Other favorites from my childhood include Speed ​​Racer, Beany and Cecil, Atom Ant, then more obscure toons like Tooter the Turtle, Tennessee Tuxedo or Peter Potamus and his Flying Balloon.

Then in 1967 suddenly it was all about superheroes: Superman, Spiderman, Aquaman, Fantastic Four, Green Lantern, The Flash, Justice League of America were all released that year.

Like millions of other devoted Baby Boom watchers, I grew up (well, mostly) and had children of my own.

My first two children were born in 1977 and 1978, and I enjoyed introducing them to the Saturday morning lineup which now included Duck Tales, Scooby Doo, Inspector Gadget, Archie, the Smurfs, the Transformers and the Teenage Mutant Ninja Turtles. .

We’ve watched a lot of Schoolhouse Rock between the other shows – I’ll never forget my 4 year old dressing her cart while singing softly, “Conjunction junction, what’s your function?”

Both girls loved the Care Bears and My Little Pony shows, but also avidly devoured every episode of She-Ra Princess of Power and He-Man Master of the Universe. Go figure it out.

Then there were shows like The Last Dinosaur, Muppet Babies, Roger Ramjet, Jem and the Holograms, and the more obscure Danger Mouse or Thundercats.

By the time my middle three kids arrived in 1987, 1989, and 1991, cartoons had sort of become less innocent and more tired of the world, like Animaniacs, Rugrats, or SpongeBob SquarePants.

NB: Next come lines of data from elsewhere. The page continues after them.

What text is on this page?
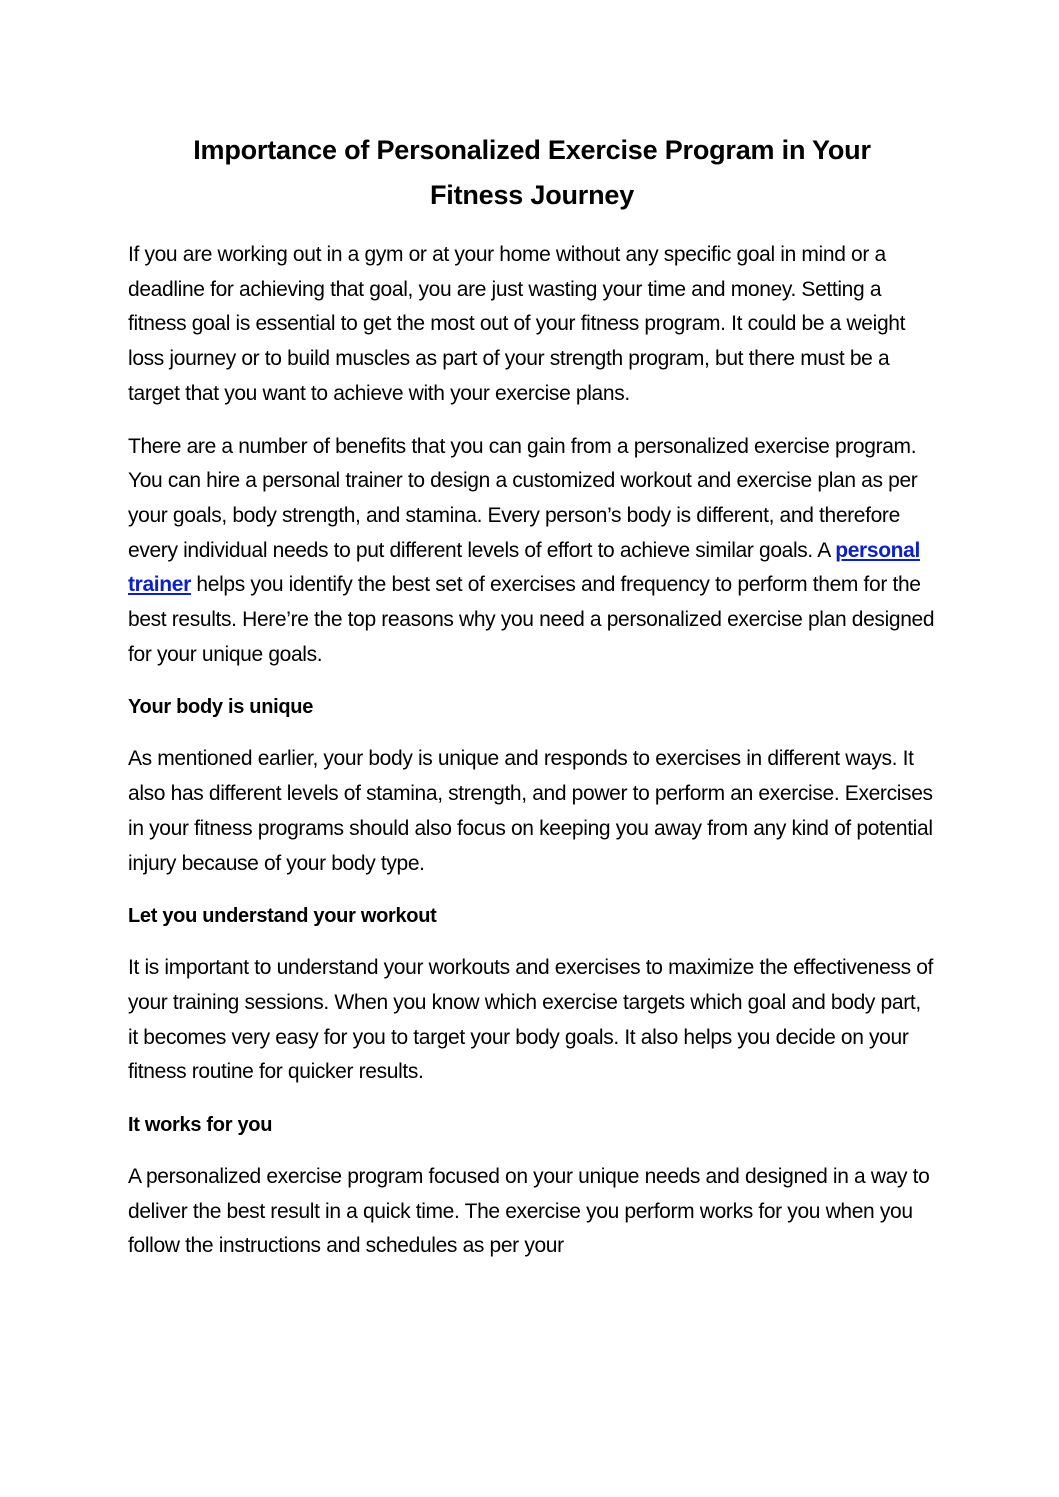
Importance of Personalized Exercise Program in Your
Fitness Journey

If you are working out in a gym or at your home without any specific goal in mind or a deadline for achieving that goal, you are just wasting your time and money. Setting a fitness goal is essential to get the most out of your fitness program. It could be a weight loss journey or to build muscles as part of your strength program, but there must be a target that you want to achieve with your exercise plans.

There are a number of benefits that you can gain from a personalized exercise program. You can hire a personal trainer to design a customized workout and exercise plan as per your goals, body strength, and stamina. Every person’s body is different, and therefore every individual needs to put different levels of effort to achieve similar goals. A personal trainer helps you identify the best set of exercises and frequency to perform them for the best results. Here’re the top reasons why you need a personalized exercise plan designed for your unique goals.

Your body is unique

As mentioned earlier, your body is unique and responds to exercises in different ways. It also has different levels of stamina, strength, and power to perform an exercise. Exercises in your fitness programs should also focus on keeping you away from any kind of potential injury because of your body type.

Let you understand your workout

It is important to understand your workouts and exercises to maximize the effectiveness of your training sessions. When you know which exercise targets which goal and body part, it becomes very easy for you to target your body goals. It also helps you decide on your fitness routine for quicker results.

It works for you

A personalized exercise program focused on your unique needs and designed in a way to deliver the best result in a quick time. The exercise you perform works for you when you follow the instructions and schedules as per your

Disney offered TaleSpin and Chip and Dale’s Rescue Rangers, and there were the Powerpuff Girls and the Wild Thornberrys.

Some classics were also rebooted during this decade: Batman Beyond, Scooby Doo, Looney Tunes, Tom & Jerry, Flintstones, Jetsons, the Real Adventures of Jonny Quest, Roadrunner have all been revamped for a younger audience.

My baby, born in 1996, has watched shows like Dragon Tales, Teen Titans, Kim Possible, and the Fairly Oddparents on free TV, but his viewing experiences have been mostly through cable TV and rental and the purchase of VHS (later DVD).

Increasingly sophisticated computer techniques have transformed the look of animated shows – we don’t even call them cartoons anymore – into something that would have been mind-blowing to myself at 8 years old.

I still marvel at Sully’s fur in “Monsters, Inc.” and the water horse in “Frozen 2.”

Hundreds of shows are available on demand for my grandchildren, who don’t think about releasing a DVD at 7:30 am, watching half of it, and then picking up after lunch. The concept of having to schedule a visit is completely foreign to them.

The little ones watch Bubble Guppies, Puppy Dog Pals, Paw Patrol and the Mickey Mouse Clubhouse, while the older ones enjoy Kratt’s Creatures, Pokemon and Lego Ninjago.

Saturday is just another day of the week now for the kids, and that makes me a little sad.

I know I know; time is running out, yadda yadda yadda. Technology has improved a lot. There are a lot more choices, a lot better quality, a lot more socially acceptable themes.

But, deep inside, I mourn the loss of innocence that Saturday morning cartoons once represented.

What I wouldn’t give to be a kid again, settle down on the floor with my head resting on our Great German Shepherd, Joe, with a snack in hand and a morning of unrestrained cartoon consumption.

Want to join me? Let’s jump in the Wayback Machine and take a ride.